Many a time students are forced to read books they can hardly relate to. Their situations and conditions and those described in the books are so disparate that an attempt to implement anything outlined in the book proves futile. Many students and industrialists have falsely concluded that a divergence exist between academic syllabuses and an industrialist’s needs.
The same theories are taught to students across cultures; Probability theory, Supply and Demand, Game theory, Gaussian curve etc. Academicians should be able to amend these theories to reflect a country’s conditions. Sadly, it is this link that our academicians seem to have failed to make; they blindly follow the examples in these foreign books and forget that the conditions are not the same. So we end up criticising the course instead of the mode.
For many years, development planners and economists of the Bretton Woods Institutions and our development partners (or donor countries) faced similar problems. The assumption is that there is a one-size-fits-all strategy towards development. This, however, causes failure after failure of important projects and programmes and the loss of millions of dollars.
However, it is refreshing to know that some Ghanaians have come around to solving this problem that has become inimical to our development. Either through publications and/or their actions, some Ghanaians have realised that the status quo cannot remain. The need for change has never been greater. In Kuenyehia on Entrepreneurship (RDF Business Series, 2012; 671) by Elikem Nutifafa Kuenyehia with foreword by Sam Jonah, the author sought to bridge the gap between universal principles of entrepreneurship and localised requirements; it is a textbook on Chanaian entrepreneurship that puts known faces to achievements.
Elikem has written a book that deals with issues Ghanaian students can relate to. About principles they can apply within the environment they find themselves. He has carefully localised universal principles and made it accessible to the reader in ways that have never been done before. The book is divided into fourteen chapters, from Introduction to The Business Plan. Even in the introduction, where Elikem discusses the History and Development of Entrepreneurship, he still finds ways to make it Ghanaian; defining Entrepreneurship in the Ghanaian context and thus setting the tone for the book in general. In this chapter he discusses such pertinent issues as the challenges young Entrepreneurs and start-ups are likely to face.
Needless to say, all through this book, he makes examples of Ghanaian Entrepreneurs; he provides expositions on the Ghanaian government’s policies that have either helped or failed to help Ghanaian companies and Ghanaian Entrepreneurs. Are we not all tired of the Gates-Buffet-Dell examples? How many of us have not been put off by those names when we clearly know that the number of days it takes to open a business in the country these indiciduals come from is far lower than what we face as Ghanaians? How many of us have not been put off when we know that our interest rates have never fallen below 20% whereas in America banks sometimes charge as low as 0.5%? Thus, it is refreshing to learn how people we know, in our communities, have worked around these obstacles. It gives hope that it can be done. For instance, in Chapter Seven, Elikem discusses “Acquiring Financial Resources”. He discusses this along the lines of equity financing, debt financing, trade credit, government and donor sources of funding, and government policies and access to finance. The last chapter of the book is on developing business plans. The author took his time to elaborate on the requirements of a good business plan and what a business plan is supposed to do.
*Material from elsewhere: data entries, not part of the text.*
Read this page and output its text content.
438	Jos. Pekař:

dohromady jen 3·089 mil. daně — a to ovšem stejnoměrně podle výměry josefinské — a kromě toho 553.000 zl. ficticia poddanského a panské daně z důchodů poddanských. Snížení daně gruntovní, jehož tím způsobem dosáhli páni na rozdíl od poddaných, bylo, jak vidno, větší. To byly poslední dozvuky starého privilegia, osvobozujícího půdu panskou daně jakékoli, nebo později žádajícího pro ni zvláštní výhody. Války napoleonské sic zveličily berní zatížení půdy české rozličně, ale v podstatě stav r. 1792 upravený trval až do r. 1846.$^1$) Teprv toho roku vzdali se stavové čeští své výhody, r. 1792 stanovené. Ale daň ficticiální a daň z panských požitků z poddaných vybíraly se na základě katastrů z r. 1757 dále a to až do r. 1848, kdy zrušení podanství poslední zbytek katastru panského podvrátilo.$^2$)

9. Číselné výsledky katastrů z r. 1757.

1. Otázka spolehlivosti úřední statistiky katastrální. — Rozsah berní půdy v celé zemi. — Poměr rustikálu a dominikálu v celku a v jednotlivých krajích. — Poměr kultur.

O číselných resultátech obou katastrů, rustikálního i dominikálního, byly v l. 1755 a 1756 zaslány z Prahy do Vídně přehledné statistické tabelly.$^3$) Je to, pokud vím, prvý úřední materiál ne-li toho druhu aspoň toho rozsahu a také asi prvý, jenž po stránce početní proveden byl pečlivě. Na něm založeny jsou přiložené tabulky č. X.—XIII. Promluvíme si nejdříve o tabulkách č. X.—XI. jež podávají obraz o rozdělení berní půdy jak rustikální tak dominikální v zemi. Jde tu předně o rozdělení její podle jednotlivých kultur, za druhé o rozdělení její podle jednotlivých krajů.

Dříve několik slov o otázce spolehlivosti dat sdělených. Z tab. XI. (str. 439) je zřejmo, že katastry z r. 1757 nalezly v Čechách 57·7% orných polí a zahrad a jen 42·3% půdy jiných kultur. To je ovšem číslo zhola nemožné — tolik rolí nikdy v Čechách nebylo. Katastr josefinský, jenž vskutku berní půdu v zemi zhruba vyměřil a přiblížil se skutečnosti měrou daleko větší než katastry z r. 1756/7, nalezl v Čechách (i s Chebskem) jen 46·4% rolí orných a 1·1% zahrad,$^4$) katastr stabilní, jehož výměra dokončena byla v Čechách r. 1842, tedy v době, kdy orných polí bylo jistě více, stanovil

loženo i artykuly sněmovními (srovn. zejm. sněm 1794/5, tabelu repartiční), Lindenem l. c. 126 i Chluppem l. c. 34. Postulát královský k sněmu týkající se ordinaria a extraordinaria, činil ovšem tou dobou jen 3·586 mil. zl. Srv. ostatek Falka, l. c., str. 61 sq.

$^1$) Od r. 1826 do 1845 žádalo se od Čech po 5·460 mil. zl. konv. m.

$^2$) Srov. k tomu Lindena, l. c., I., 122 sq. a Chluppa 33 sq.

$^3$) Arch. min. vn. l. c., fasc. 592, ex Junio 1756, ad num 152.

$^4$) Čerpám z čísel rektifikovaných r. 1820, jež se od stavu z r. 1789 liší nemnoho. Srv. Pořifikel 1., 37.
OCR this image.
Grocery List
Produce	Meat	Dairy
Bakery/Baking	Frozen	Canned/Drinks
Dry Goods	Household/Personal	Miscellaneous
To further help the reader, at the end of each chapter is a case study and a set of questions on the case to foster discussion… Also provided are notes and references that the astute student will find useful for further reading.
The thesis that the private sector is the engine of growth is well-documented with evidence to prove the claim.
If the private sector is the engine required to zoom Ghana from the lower middle income status to a high-income status, then local entrepreneurs who wouldn’t repatriate their profits to other countries (through capital flight) and who have their skins-in-the-game (as Nassim Taleb will say) are the cyinders, pistons, spark plugs, valves, crankshafts, connecting rods, and sumps. The government only has to provide the right oil through its policies. Creating local entrepreneurs begins from an idea; an idea that is germane to the country and factors in its unique environment. This means localising textbooks like Elikem’s.
Kuenyehia on Entrepreneurship is a comprehensive text for students and those interested in the practicalities of entrepreneurship. It should be read, assimilated and implemented. Besides, unlike most other books where their authors were clearly inspired by reading philosophical works or the autobiographies and memoirs of Buffet and Co, this book has been written by one who walks his talk and practices his preach.
The author himself is an embodiment of the Ghanaian Entrepreneur Kuenyehia on Entrepreneurship is highly recommended.